Again, although the actual reduction in diabetes risk and long-term implications have yet to be determined, the study showed that blood sugar and insulin levels were lower after meals that started with protein and vegetables earlier than carbohydrates.

Finally, vinegar shots before meals have a surprising amount of literature investigating their effect on blood sugar levels.

A recent meta-analysis of controlled trials investigating the impact of vinegar consumption on insulin and glucose levels after meals.

The study suggests that consuming one or two tablespoons (15-30 ml) of vinegar with or shortly before a carbohydrate-containing meal lowers the total glucose response by an average of 60% and reduces the overall insulin response by an average of 130 % compared to the same food without vinegar.

In particular, subgroup analysis suggested that healthy and insulin-resistant people saw a significant benefit, although the effect was more pronounced.

If we combine all this knowledge, it is not difficult to develop a basic insulin-sensitive meal plan (which, honestly, can reduce food palatability).

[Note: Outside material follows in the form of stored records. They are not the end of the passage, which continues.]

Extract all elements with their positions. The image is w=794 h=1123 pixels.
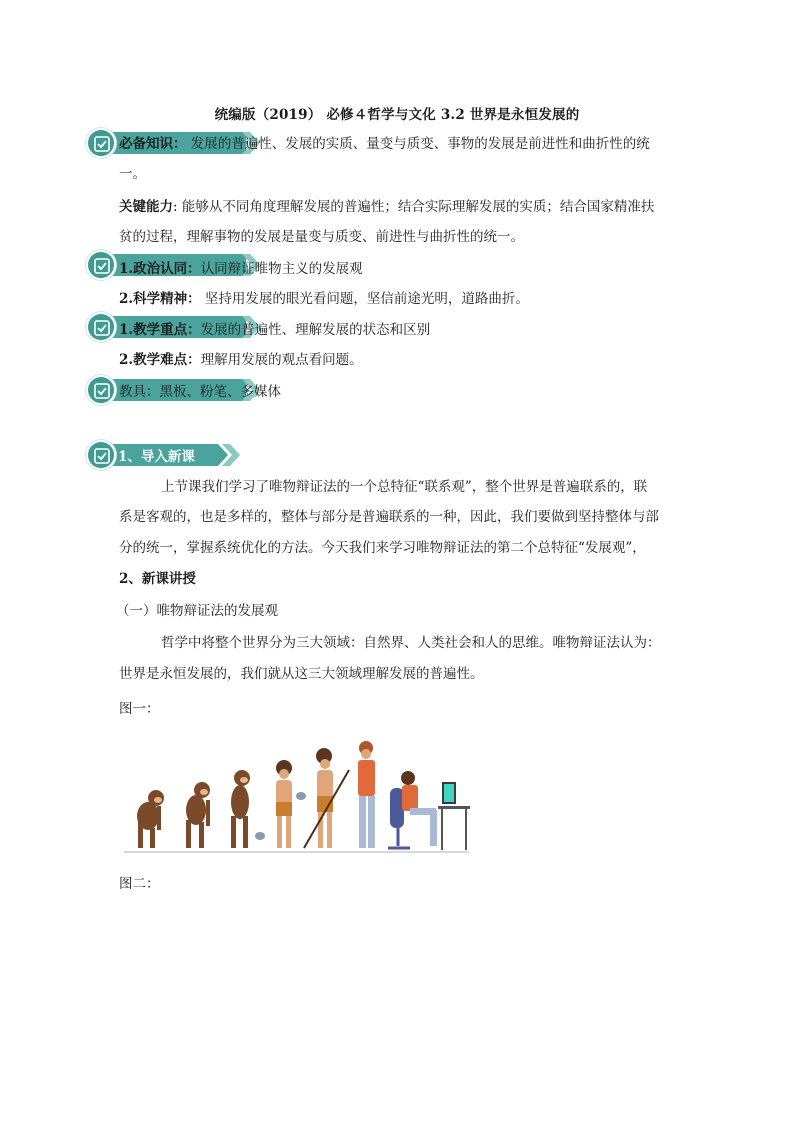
figure-2-label: 图二：: [119, 876, 160, 892]
focus-label-1: 1.教学重点：: [119, 322, 201, 338]
lesson-heading-text: 2、新课讲授: [119, 571, 196, 587]
tools-line: 教具：黑板、粉笔、多媒体: [119, 384, 281, 400]
ability-text-1: : 能够从不同角度理解发展的普遍性；结合实际理解发展的实质；结合国家精准扶: [173, 199, 655, 215]
ape-figure-1: [137, 790, 164, 848]
lesson-heading: [119, 569, 196, 589]
intro-line-2: 系是客观的，也是多样的，整体与部分是普遍联系的一种，因此，我们要做到坚持整体与部: [119, 509, 659, 525]
focus-item-2: [119, 350, 363, 370]
focus-item-1: [119, 320, 430, 340]
check-circle-icon: [86, 128, 116, 158]
figure-1-label: 图一：: [119, 701, 160, 717]
literacy-text-2: 坚持用发展的眼光看问题，坚信前途光明，道路曲折。: [204, 291, 529, 307]
knowledge-line-2: 一。: [119, 166, 146, 182]
knowledge-label: 必备知识：: [119, 136, 187, 152]
focus-text-2: 理解用发展的观点看问题。: [200, 352, 363, 368]
ability-line-1: [119, 197, 654, 217]
lesson-sub-heading: （一）唯物辩证法的发展观: [116, 603, 278, 619]
literacy-text-1: 认同辩证唯物主义的发展观: [200, 261, 363, 277]
literacy-item-2: [119, 289, 529, 309]
ability-label: 关键能力: [119, 199, 173, 215]
hominid-figure-3: [231, 770, 265, 848]
intro-line-3: 分的统一，掌握系统优化的方法。今天我们来学习唯物辩证法的第二个总特征“发展观”，: [119, 540, 646, 556]
literacy-label-2: 2.科学精神：: [119, 291, 201, 307]
literacy-label-1: 1.政治认同：: [119, 261, 201, 277]
ability-line-2: 贫的过程，理解事物的发展是量变与质变、前进性与曲折性的统一。: [119, 229, 524, 245]
caveman-figure-5: [304, 748, 349, 848]
evolution-illustration: [124, 740, 474, 858]
lesson-line-2: 世界是永恒发展的，我们就从这三大领域理解发展的普遍性。: [119, 666, 484, 682]
computer-user-figure-7: [388, 771, 470, 850]
ape-figure-2: [186, 782, 210, 848]
check-circle-icon: [86, 375, 116, 405]
knowledge-line-1: [119, 134, 650, 154]
modern-man-figure-6: [358, 741, 375, 848]
intro-banner-label: 1、导入新课: [118, 449, 195, 465]
literacy-item-1: [119, 259, 363, 279]
intro-line-1: 上节课我们学习了唯物辩证法的一个总特征“联系观”，整个世界是普遍联系的，联: [161, 479, 648, 495]
focus-label-2: 2.教学难点：: [119, 352, 201, 368]
lesson-line-1: 哲学中将整个世界分为三大领域：自然界、人类社会和人的思维。唯物辩证法认为：: [161, 635, 661, 651]
document-title: 统编版（2019） 必修４哲学与文化 3.2 世界是永恒发展的: [214, 107, 580, 123]
caveman-figure-4: [276, 760, 306, 848]
banner-stripes: [206, 440, 256, 470]
check-circle-icon: [86, 312, 116, 342]
check-circle-icon: [86, 440, 116, 470]
focus-text-1: 发展的普遍性、理解发展的状态和区别: [200, 322, 431, 338]
check-circle-icon: [86, 250, 116, 280]
knowledge-text-1: 发展的普遍性、发展的实质、量变与质变、事物的发展是前进性和曲折性的统: [190, 136, 650, 152]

Evidence suggests that eating a high-protein diet in which meat-based protein sources are boiled, poached, stewed, or steamed rather than fried, baked, or broiled may increase insulin sensitivity.

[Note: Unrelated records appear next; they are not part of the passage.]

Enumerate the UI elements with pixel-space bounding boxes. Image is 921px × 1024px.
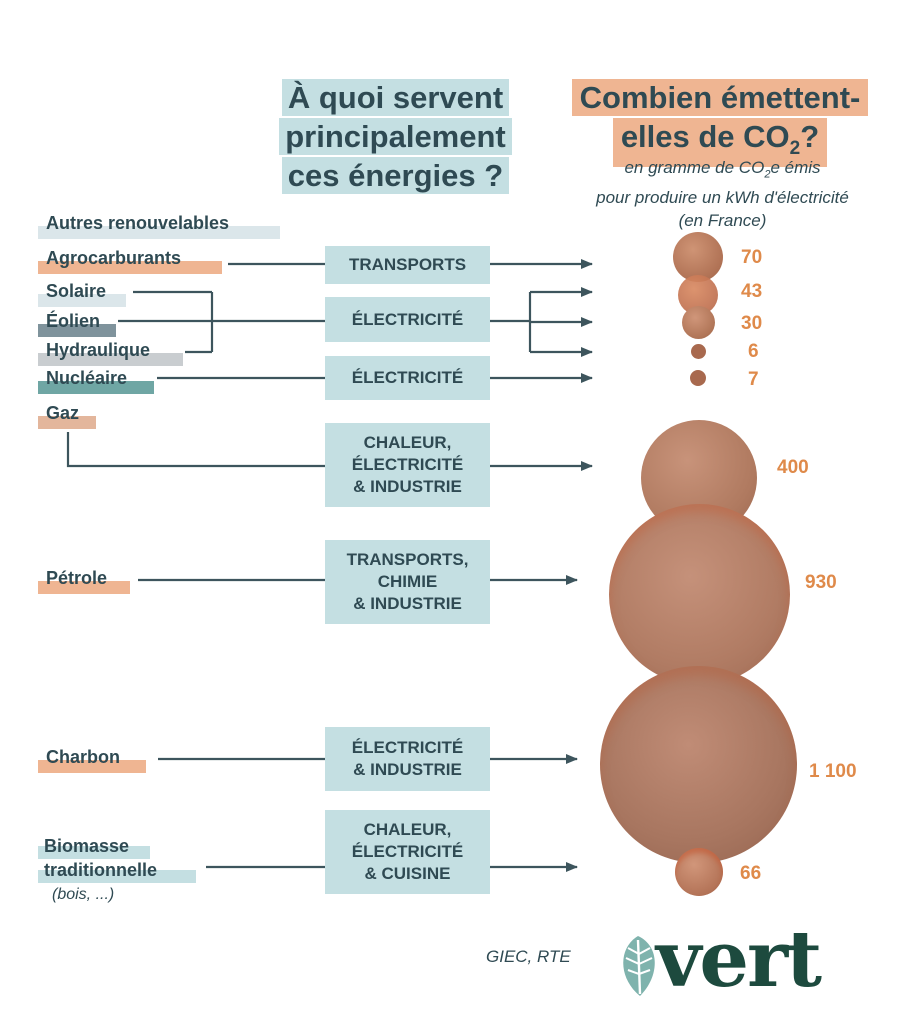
emissions-heading-line2: elles de $CO_2$? [613,118,827,167]
emission-circle-eolien [682,306,715,339]
vert-logo [608,914,868,1005]
emission-circle-petrole [609,504,790,685]
energy-hydraulique: Hydraulique [46,340,150,361]
use-box-oil: TRANSPORTS, CHIMIE & INDUSTRIE [325,540,490,624]
vert-logo-text: vert [656,914,821,1005]
use-box-biomass: CHALEUR, ÉLECTRICITÉ & CUISINE [325,810,490,894]
emission-circle-biomasse [675,848,723,896]
value-gaz: 400 [777,457,809,478]
energy-nucleaire: Nucléaire [46,368,127,389]
use-box-transports: TRANSPORTS [325,246,490,284]
value-charbon: 1 100 [809,761,857,782]
energy-biomasse: Biomasse traditionnelle [44,834,157,882]
subtitle-line3: (en France) [678,211,767,231]
value-agro: 70 [741,247,763,268]
uses-heading-line3: ces énergies ? [282,157,509,194]
energy-solaire: Solaire [46,281,106,302]
energy-eolien: Éolien [46,311,100,332]
value-petrole: 930 [805,572,837,593]
emission-circle-hydraulique [691,344,706,359]
value-nucleaire: 7 [748,369,759,390]
energy-autres-renouvelables: Autres renouvelables [46,213,229,234]
energy-agrocarburants: Agrocarburants [46,248,181,269]
use-box-coal: ÉLECTRICITÉ & INDUSTRIE [325,727,490,791]
subtitle-line1: en gramme de $CO_2e$ émis [624,158,821,181]
use-box-electricite-renewables: ÉLECTRICITÉ [325,297,490,342]
emission-circle-charbon [600,666,797,863]
source-label: GIEC, RTE [486,947,571,966]
use-box-gas: CHALEUR, ÉLECTRICITÉ & INDUSTRIE [325,423,490,507]
value-solaire: 43 [741,281,763,302]
energy-petrole: Pétrole [46,568,107,589]
energy-biomasse-note: (bois, ...) [52,886,115,903]
value-hydraulique: 6 [748,341,759,362]
emission-circle-nucleaire [690,370,706,386]
use-box-electricite-nuclear: ÉLECTRICITÉ [325,356,490,400]
value-biomasse: 66 [740,863,762,884]
value-eolien: 30 [741,313,763,334]
uses-heading-line2: principalement [279,118,512,155]
emissions-heading-line1: Combien émettent- [572,79,869,116]
uses-heading-line1: À quoi servent [282,79,509,116]
energy-charbon: Charbon [46,747,120,768]
energy-gaz: Gaz [46,403,79,424]
subtitle-line2: pour produire un kWh d'électricité [596,188,849,208]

Also, consuming high-protein and fiber-rich vegetables with vinegar before meals with starchy carbohydrates is likely to affect insulin sensitivity positively.

Although the type of dietary protein may not have a significant effect on insulin sensitivity, simple nutritional changes can, such as cooking meats using mild rather than brutal methods, eating starchy carbohydrates one last time at a meal (i.e., after protein and fibrous vegetables) and take a shot of vinegar with or before dinner.

Frequent questions

Do plant and animal proteins differ in other ways?

Plants have lower protein content and require a higher consumption to obtain the same amount of amino acids obtained in a portion of the protein of animal origin.

There are also issues with the amino acid profile and digestibility of many plant proteins that can impede their ability to support the body’s growth and repair.

It’s also important to note that not all protein sources are created equal, even within the broad categories of plants and animals.

But in general, plant proteins have lower digestibility unless they are highly processed (e.g., plant-based protein powders) and have a reduced ability to stimulate protein synthesis and promote muscle growth due to their lower content of leucine and essential amino acids.

They also do not always contain the full spectrum of essential amino acids and, therefore, may contain limiting amino acids that prevent protein synthesis.

Research suggests that ingesting higher amounts of plant protein may make up for their deficits despite the notable differences in protein quality. However, there are still caloric intake, feasibility, and cost issues to consider.

What should I know?

Although the insulin-sensitizing effects of high-protein diets in people with type 2 diabetes are well established, less is known about how the protein composition of the diet influences insulin sensitivity.

In the study under review, people with type 2 diabetes ate a weight maintenance diet that provided 30% of calories from protein, 30% from fat, and 40% from carbohydrates for six weeks.

One group consumed most of their protein from dairy and meat products, while another group consumed most of their protein from foods enriched with pea protein.

Using the gold standard euglycemic hyperinsulinemic clamp technique, the study found no significant differences between groups for insulin sensitivity.

There were also no differences between groups for blood pressure, blood lipids, serum markers of glycemic control, C-reactive protein, and blood and urinary markers of kidney function.

This suggests that the amino acid composition of high-protein diets does not influence health markers studied in people with type 2 diabetes.

The use of pea protein-enriched functional foods in this study limits the external validity of the findings as most people obtain plant protein from natural plant foods that also contain fiber and bioactive compounds that can provide health benefits.

However, this study directly tested and answered whether the amino acid composition of plant and animal proteins influences their effect on insulin sensitivity.